Once he hit the front Jackson County, a noted strong finisher, was always going to be hard to beat and he didn’t give his rivals a look in.
He increased his margin and crossed the finish line nearly five lengths ahead of Wise Thunder in 29.88.
“(Box 8) is where he wants to be. He likes to go around dogs, he likes to run about mid-track,” said Crudeli.
“If he gets on the arm though he does tend to switch closer to the rail.
“His run home time over the 520m is usually 11.20s, 11.30s – tonight it was 11.42 which shows the track was pretty heavy and he still managed to kick away from them.
“He’s been a fantastic racedog for us. To win our first feature race is pretty exciting but to win it with him is even better.”
Our Seabrook’s Oaks double
OUR Seabrook showed plenty of determination in difficult conditions to take out the recent Group 2 WA Oaks (520m) at Cannington.
The classy white and black chaser from Chris Halse’s kennels claimed a narrow victory to become only the third greyhound to complete the Mandurah Oaks-WA Oaks double.
The track was drenched with a heavy downpour just prior to the race, but the wet conditions didn’t faze Our Seabrook as she jumped to the lead at box rise.
She established a handy break down the back stretch before the race tightened up in the home straight.
Got The Sugar and Sunset Piper pressed up on either side of her in the final strides but Our Seabrook had just enough left in the tank to hold on and score by a head in 30.78.
“She really put in,” Our Seabrook’s handler Luke Townsend said after the race.
“She really digs deep and wants to win.

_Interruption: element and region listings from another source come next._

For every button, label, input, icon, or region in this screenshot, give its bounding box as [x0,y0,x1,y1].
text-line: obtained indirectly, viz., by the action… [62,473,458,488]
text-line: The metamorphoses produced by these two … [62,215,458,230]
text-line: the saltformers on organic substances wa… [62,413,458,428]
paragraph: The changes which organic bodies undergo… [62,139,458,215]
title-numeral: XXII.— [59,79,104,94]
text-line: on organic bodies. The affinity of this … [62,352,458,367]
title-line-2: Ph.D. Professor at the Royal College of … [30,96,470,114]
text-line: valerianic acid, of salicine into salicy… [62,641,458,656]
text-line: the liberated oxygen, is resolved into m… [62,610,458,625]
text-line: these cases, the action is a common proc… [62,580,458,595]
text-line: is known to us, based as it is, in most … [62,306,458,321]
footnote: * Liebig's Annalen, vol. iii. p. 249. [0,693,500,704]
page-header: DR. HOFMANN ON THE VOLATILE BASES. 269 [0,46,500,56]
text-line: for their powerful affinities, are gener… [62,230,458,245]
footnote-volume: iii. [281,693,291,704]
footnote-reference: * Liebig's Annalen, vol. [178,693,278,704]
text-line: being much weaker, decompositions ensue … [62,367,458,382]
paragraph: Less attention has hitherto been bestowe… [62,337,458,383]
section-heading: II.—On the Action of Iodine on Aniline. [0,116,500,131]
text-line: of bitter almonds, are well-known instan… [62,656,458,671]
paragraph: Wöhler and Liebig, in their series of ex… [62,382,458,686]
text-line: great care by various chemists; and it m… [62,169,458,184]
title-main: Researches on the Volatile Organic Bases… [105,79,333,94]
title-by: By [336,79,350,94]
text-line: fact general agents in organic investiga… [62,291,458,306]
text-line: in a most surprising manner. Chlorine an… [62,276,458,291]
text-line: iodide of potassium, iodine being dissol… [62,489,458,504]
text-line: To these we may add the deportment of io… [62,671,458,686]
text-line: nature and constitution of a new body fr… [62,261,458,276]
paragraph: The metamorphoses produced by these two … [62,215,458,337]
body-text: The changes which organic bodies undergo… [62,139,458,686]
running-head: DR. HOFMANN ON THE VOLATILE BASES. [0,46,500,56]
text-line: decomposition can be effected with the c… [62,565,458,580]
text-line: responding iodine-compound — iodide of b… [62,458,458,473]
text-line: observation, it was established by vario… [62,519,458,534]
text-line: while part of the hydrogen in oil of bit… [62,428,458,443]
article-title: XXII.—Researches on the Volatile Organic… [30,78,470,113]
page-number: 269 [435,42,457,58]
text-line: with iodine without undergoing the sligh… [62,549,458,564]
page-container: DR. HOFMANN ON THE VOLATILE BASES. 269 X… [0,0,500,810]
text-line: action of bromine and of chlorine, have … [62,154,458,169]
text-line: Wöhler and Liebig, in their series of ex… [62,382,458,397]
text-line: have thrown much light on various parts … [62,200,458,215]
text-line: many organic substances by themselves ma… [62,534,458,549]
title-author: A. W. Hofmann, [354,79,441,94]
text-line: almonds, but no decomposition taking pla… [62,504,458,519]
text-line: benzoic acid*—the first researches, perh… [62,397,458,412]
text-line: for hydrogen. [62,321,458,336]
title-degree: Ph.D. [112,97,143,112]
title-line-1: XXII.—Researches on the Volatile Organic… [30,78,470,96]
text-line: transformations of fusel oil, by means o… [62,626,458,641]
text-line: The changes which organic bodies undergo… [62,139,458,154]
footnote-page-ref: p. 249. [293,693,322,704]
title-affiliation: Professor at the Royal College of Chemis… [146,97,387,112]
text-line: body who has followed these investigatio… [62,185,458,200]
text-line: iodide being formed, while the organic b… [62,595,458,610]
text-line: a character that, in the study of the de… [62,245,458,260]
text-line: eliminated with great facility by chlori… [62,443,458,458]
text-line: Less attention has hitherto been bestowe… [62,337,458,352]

It’s a good trait to have.
“She’s always shown ability but she’s really gone to another level in the past month or so.”
Our Seabrook shares her name with a racehorse that Halse’s partner Linda Britton had part ownership in.
Briton was, of course, the listed trainer for most of the Halse/Britton kennel’s long and successful history.
The thoroughbred version of Our Seabrook was pretty handy and won a Group 2 race (the Sweet Embrace Stakes at Randwick) – an achievement that the canine namesake has now matched.
Our Seabrook joined Billy’s Echo (1997) and Deutromium (2012) as the only dual Mandurah Oaks-WA Oaks winners.
Manzu wins WA Derby
Margaret Hepple captured her first Group race following a super impressive performance from Manzu in the Group 2 WA Derby (520m) at Cannington.
Domino Mac began superbly to lead the race early but he was quickly challenged by Manzu.
After jumping to his right out of the boxes Manzu quickly ‘course-corrected’ and cut inwardd to land on Domino Mac’s tail.
Manzu rode some interference at the first turn which saw three dogs fall and continued his pursuit of the leader into the back straight.
He pushed past Domino Mac halfway down the stretch and then immediately had to contend with a challenge from the race favourite Stout Monelli.
With a rails run and booming finish in his arsenal, Stout Monelli loomed ominously as he pushed up into second place at the final turn.
However, Manzu was up to the task.
Stout Monelli couldn’t make any inroads to the lead and Manzu held firm to score by a length and half in 29.70.
Apart from delivering overdue Group race success the victory was a triumph for Margaret and Peter Hepple’s breeding program.
The Hepple-bred Manzu is out of a Vanderworp-Legit Boss matching.
“When you’ve bred them yourself it’s extra special,” said Peter.
“To have had the dog as a pup and to now see him at the racetrack is exciting.”